Fit Distributions and Neural Networks to Censored and Truncated Data • reservr

The goal of reservr is to provide a flexible interface for specifying distributions and fitting them to (randomly) truncated and possibly interval-censored data. It provides custom fitting algorithms to fit distributions to i.i.d. samples as well as dynnamic TensorFlow integration to allow training neural networks with arbitrary output distributions. The latter can be used to include explanatory variables in the distributional fits. Reservr also provides some tools relevant for working with its core functionality in an actuarial setting, namely the functions prob_report() and truncate_claims(), both of which make assumptions on the type of random truncation applied to the data.

Please refer to the vignettes distributions.Rmd and tensorflow.Rmd for detailed introductions.

Installation

reservr is not yet on CRAN. You can install the latest development version of reservr via

devtools::install_github("AshesITR/reservr")

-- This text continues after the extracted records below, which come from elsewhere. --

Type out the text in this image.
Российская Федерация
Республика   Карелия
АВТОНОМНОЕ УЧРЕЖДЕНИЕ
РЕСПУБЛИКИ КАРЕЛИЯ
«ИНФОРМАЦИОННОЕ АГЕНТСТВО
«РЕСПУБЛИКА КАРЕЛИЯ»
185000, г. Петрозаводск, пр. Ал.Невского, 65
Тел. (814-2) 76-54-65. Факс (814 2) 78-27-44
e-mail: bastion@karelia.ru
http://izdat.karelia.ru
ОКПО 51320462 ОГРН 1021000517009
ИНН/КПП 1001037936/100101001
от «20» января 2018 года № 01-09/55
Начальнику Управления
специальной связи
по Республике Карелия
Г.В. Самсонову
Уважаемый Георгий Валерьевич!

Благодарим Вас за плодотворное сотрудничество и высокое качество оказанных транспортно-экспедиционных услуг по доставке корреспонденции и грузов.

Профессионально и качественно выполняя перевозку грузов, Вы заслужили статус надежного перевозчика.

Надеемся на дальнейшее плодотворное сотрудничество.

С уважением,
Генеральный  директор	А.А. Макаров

You can install the released version of reservr from CRAN with:

install.packages("reservr")

If you want to use all of reservrs features, make sure to also install tensorflow.

Example

This is a basic example which shows how to fit a normal distribution to randomly truncated and censored data.

library(reservr)
set.seed(123)
mu <- 0
sigma <- 1
N <- 1000
p_cens <- 0.8

x <- rnorm(N, mean = mu, sd = sigma)
is_censored <- rbinom(N, size = 1L, prob = p_cens) == 1L
x_lower <- x
x_lower[is_censored] <- x[is_censored] - runif(sum(is_censored), min = 0, max = 0.5)
x_upper <- x
x_upper[is_censored] <- x[is_censored] + runif(sum(is_censored), min = 0, max = 0.5)

t_lower <- runif(N, min = -2, max = 0)
t_upper <- runif(N, min = 0, max = 2)

is_observed <- t_lower <= x & x <= t_upper

obs <- trunc_obs(
  xmin = pmax(x_lower, t_lower)[is_observed],
  xmax = pmin(x_upper, t_upper)[is_observed],
  tmin = t_lower[is_observed],
  tmax = t_upper[is_observed]
)

# Summary of the simulation
cat(sprintf(
  "simulated samples: %d\nobserved samples: %d\ncensored samples: %d\n", 
  N, nrow(obs), sum(is.na(obs$x))
))

# Define outcome distribution and perform fit to truncated and (partially) censored sample
dist <- dist_normal()
the_fit <- fit(dist, obs)

# Visualize resulting parameters and show a kernel density estimate of the samples.
# We replace interval-censored samples with their midpoint for the kernel density estimate.
plot_distributions(
  true = dist,
  fitted = dist, 
  empirical = dist_empirical(0.5 * (obs$xmin + obs$xmax)), 
  .x = seq(-5, 5, length.out = 201), 
  plots = "density", 
  with_params = list(
    true = list(mean = mu, sd = sigma), 
    fitted = the_fit$params
  )
)

Code of Conduct

Please note that the reservr project is released with a Contributor Code of Conduct. By contributing to this project, you agree to abide by its terms.